While the story has enchanted readers since it first appeared, it should be approached with caution.  Frobenius attributes it to the Soninke people of West Africa, the people associated with the Empire of Wagadu or Ghana, and the name Gassire is in fact a Soninke word for a bard/singer (known as griots elsewhere in Western Africa). While many of the stories Frobenius collected can be confirmed by modern research in the oral tradition, this story stands alone and no analogue has yet been reported.

Manuscript and editions
The poem was collected by Leo Frobenius in 1909, who published a prose translation of the poem in his collection Speilmanns-Geschichten der Sahel (vol. 6, 1921).

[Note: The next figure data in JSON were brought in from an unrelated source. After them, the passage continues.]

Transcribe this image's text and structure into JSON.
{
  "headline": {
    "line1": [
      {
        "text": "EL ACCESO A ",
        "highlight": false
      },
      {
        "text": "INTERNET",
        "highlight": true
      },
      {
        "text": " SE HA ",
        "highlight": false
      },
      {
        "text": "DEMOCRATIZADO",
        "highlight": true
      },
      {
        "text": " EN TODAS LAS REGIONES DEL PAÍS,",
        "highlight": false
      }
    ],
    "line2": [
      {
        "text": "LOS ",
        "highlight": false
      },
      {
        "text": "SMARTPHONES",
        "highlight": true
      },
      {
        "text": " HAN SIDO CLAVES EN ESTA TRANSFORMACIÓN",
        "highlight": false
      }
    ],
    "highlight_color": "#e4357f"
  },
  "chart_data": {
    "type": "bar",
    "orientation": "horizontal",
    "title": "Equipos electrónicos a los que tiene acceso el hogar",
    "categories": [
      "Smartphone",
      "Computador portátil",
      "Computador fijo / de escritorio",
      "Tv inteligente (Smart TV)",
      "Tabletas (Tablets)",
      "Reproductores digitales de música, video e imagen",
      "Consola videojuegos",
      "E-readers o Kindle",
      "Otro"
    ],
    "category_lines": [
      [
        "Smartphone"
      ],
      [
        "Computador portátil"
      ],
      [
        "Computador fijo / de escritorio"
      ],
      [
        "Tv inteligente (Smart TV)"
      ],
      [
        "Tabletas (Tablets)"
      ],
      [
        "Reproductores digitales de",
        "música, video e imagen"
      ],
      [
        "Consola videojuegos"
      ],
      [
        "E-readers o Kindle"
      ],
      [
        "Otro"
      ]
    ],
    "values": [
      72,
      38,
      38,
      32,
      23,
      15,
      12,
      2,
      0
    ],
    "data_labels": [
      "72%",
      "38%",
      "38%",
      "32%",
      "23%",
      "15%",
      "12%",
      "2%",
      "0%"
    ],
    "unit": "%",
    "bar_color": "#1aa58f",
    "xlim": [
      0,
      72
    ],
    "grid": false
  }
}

Frobenius regarded the poem as a fragment from a much longer epic tradition, a view maintained also by Alta Jablow, a scholar who presented a paper on the poem in 1978, which was subsequently published in the journal Research in African Literatures. Jablow published an English translation of Frobenius's original in 1971, illustrated by Leo and Diane Dillon, and with a six-page glossary. That edition was republished in 1991 by Waveland Press, with the 1978 essay included.

References

Rosenberg, Donna.  "Gassire's Lute."  World Mythology: An Anthology of the Great Myths And Epics.    3rd ed.  Chicago: NTC, 1999.